L’histoire africaine est une histoire intéressante parce qu’elle permet à l’enfant de sortir un peu du franco-français, de lui montrer que la France c’est intéressant mais qu’il y a aussi le monde. D’abord beaucoup d’entre nous ont des origines étrangères, la France ne constitue pas une race, la France est constituée historiquement par métissage de population, par brassage de population et c’est très bien ainsi. Et on a aussi un certain nombre d’élèves qui sont d’origines africaines et puis surtout l’Afrique fait partie du monde, l’Afrique à apporter des choses au monde. Par exemple au XIVème siècle quand Kankou Moussa, l’empereur du Mali va en pèlerinage à La Mecque, il amène tellement d’or avec lui qu’il fait chuter le cours de l’or dans toute la méditerranée, suite à son passage en Egypte. Avant qu’on ait découvert l’Amérique, l’Eldorado du Moyen âge c’est le Soudan. Le Soudan au sens large, qui correspond à la bande soudano-sahélienne d’aujourd’hui. C’est de là que provient l’or dont en partie dépend le développement économique de toute l’Europe et les échanges ont toujours existé.

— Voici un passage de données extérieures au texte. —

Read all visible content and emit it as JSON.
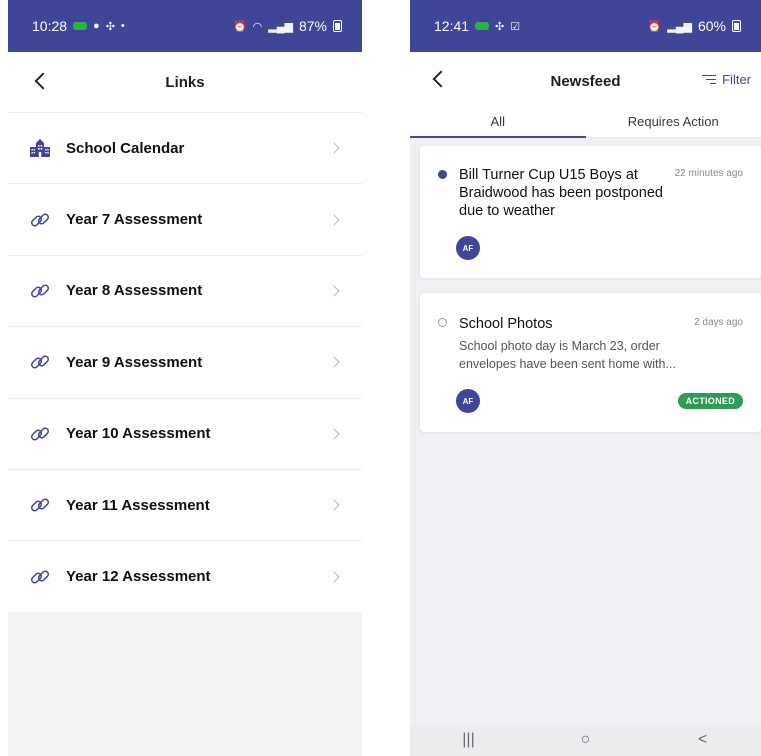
{
  "left": {
    "status": {
      "time": "10:28",
      "battery": "87%"
    },
    "header": {
      "title": "Links"
    },
    "links": [
      {
        "label": "School Calendar",
        "icon": "school-building-icon"
      },
      {
        "label": "Year 7 Assessment",
        "icon": "link-icon"
      },
      {
        "label": "Year 8 Assessment",
        "icon": "link-icon"
      },
      {
        "label": "Year 9 Assessment",
        "icon": "link-icon"
      },
      {
        "label": "Year 10 Assessment",
        "icon": "link-icon"
      },
      {
        "label": "Year 11 Assessment",
        "icon": "link-icon"
      },
      {
        "label": "Year 12 Assessment",
        "icon": "link-icon"
      }
    ]
  },
  "right": {
    "status": {
      "time": "12:41",
      "battery": "60%"
    },
    "header": {
      "title": "Newsfeed",
      "filter_label": "Filter"
    },
    "tabs": [
      {
        "label": "All",
        "active": true
      },
      {
        "label": "Requires Action",
        "active": false
      }
    ],
    "posts": [
      {
        "title": "Bill Turner Cup U15 Boys at Braidwood has been postponed due to weather",
        "time": "22 minutes ago",
        "unread": true,
        "avatar": "AF"
      },
      {
        "title": "School Photos",
        "time": "2 days ago",
        "excerpt": "School photo day is March 23, order envelopes have been sent home with...",
        "unread": false,
        "avatar": "AF",
        "badge": "ACTIONED"
      }
    ],
    "nav": {
      "recent": "|||",
      "home": "○",
      "back": "<"
    }
  },
  "colors": {
    "brand": "#3f4597",
    "success": "#2e9a55",
    "background": "#eff0f3"
  }
}
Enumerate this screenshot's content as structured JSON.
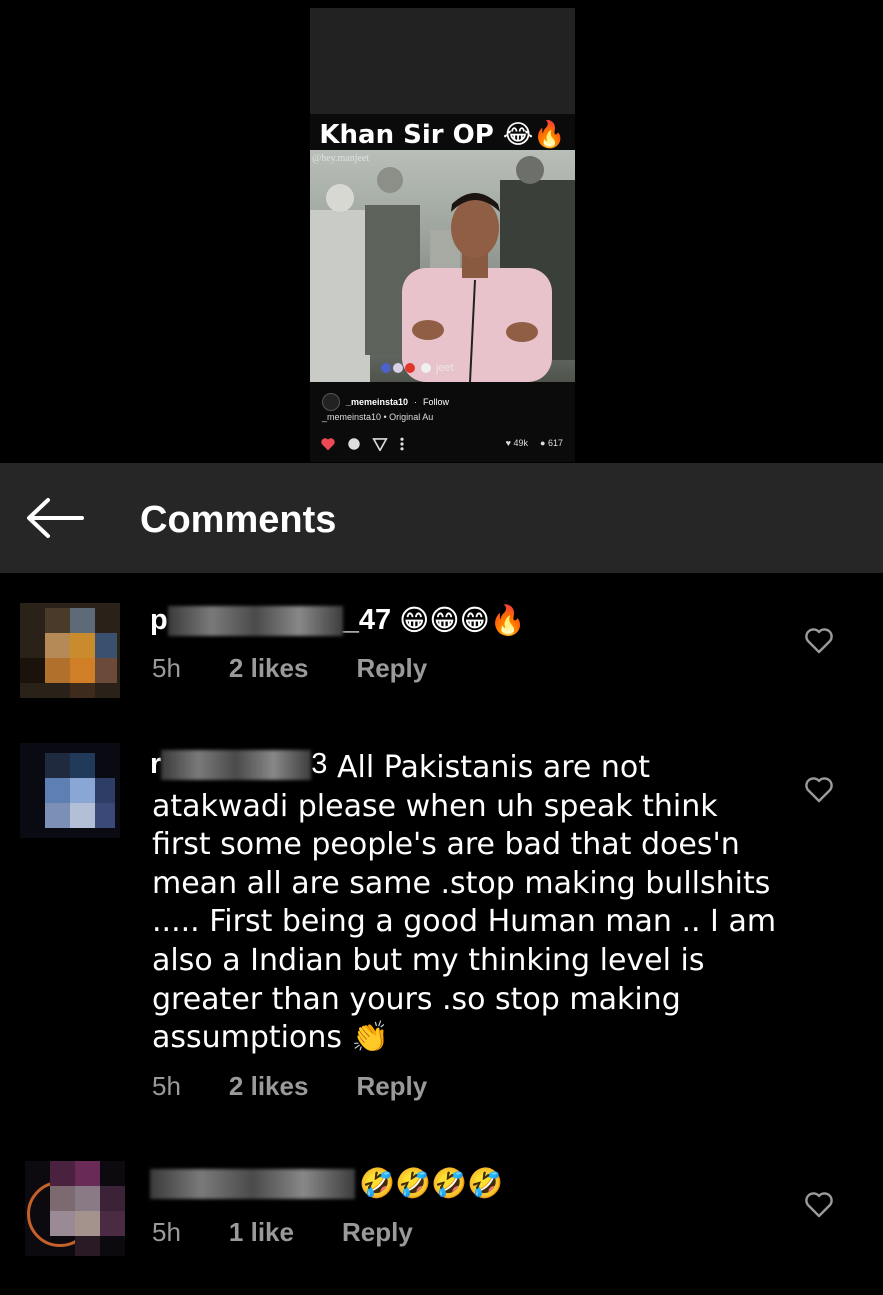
{
  "reel": {
    "title": "Khan Sir OP 😂🔥",
    "watermark": "@hey.manjeet",
    "overlay_text": "jeet",
    "account": "_memeinsta10",
    "follow_label": "Follow",
    "audio": "_memeinsta10 • Original Au",
    "likes": "49k",
    "comments": "617"
  },
  "header": {
    "title": "Comments"
  },
  "comments": [
    {
      "username_suffix": "_47",
      "username_emojis": "😁😁😁🔥",
      "text": "",
      "time": "5h",
      "likes": "2 likes",
      "reply": "Reply"
    },
    {
      "username_suffix": "3",
      "text": "All Pakistanis are not atakwadi  please when uh speak think first some people's are bad that does'n mean all are same .stop making bullshits ..... First being a good Human man .. I am also a Indian but my thinking level is greater than yours .so stop making assumptions 👏",
      "time": "5h",
      "likes": "2 likes",
      "reply": "Reply"
    },
    {
      "username_suffix": "",
      "username_emojis": "🤣🤣🤣🤣",
      "text": "",
      "time": "5h",
      "likes": "1 like",
      "reply": "Reply"
    }
  ],
  "colors": {
    "background": "#000000",
    "header_bg": "#262626",
    "meta_gray": "#9a9a9a",
    "like_red": "#ed4956"
  }
}
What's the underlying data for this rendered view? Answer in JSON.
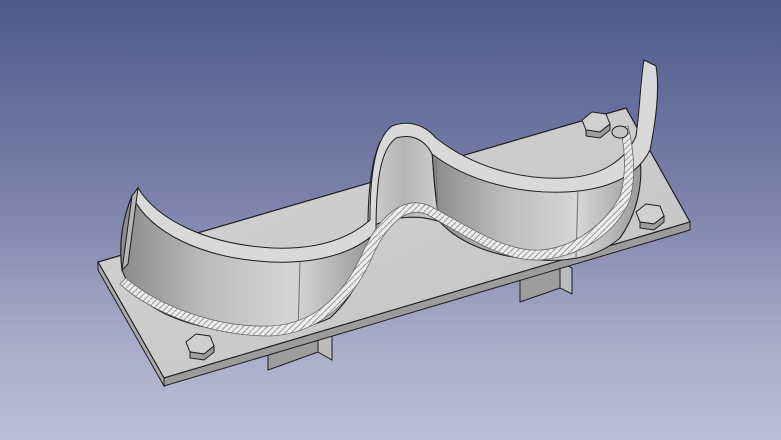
{
  "viewport": {
    "background_top": "#4f5a8c",
    "background_bottom": "#bcbfd6"
  },
  "model": {
    "part_color": "#c7c7c7",
    "edge_color": "#1e1e1e",
    "weld_color": "#e8e8e8",
    "parts": [
      "base-plate",
      "saddle-bracket",
      "weld-bead",
      "hex-bolts",
      "support-blocks"
    ],
    "bolt_count": 4,
    "support_count": 2
  }
}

Il est important désormais qu’on sorte de l’histoire franco-française et qu’on enseigne l’histoire de l’Afrique à nos enfants. Ce nouveau programme va permettre de montrer aux enfants que l’Afrique fait partie de l’histoire et qu’elle a une histoire aussi intéressante que notre histoire à nous et que ces mondes africains ne sont pas du tout refermés sur eux-mêmes.

Avez-vous quelque chose à ajouter ?

Il est aussi intéressant de savoir qu’au moment où on fait entrer l’Afrique dans les programmes d’histoire de la classe de 5ème, on exclut en même temps l’Afrique des programmes de géographie dans les classes de 2nd. Alors dire qu’on donne une place démesurée à l’Afrique je crois que c’est un peu exagéré.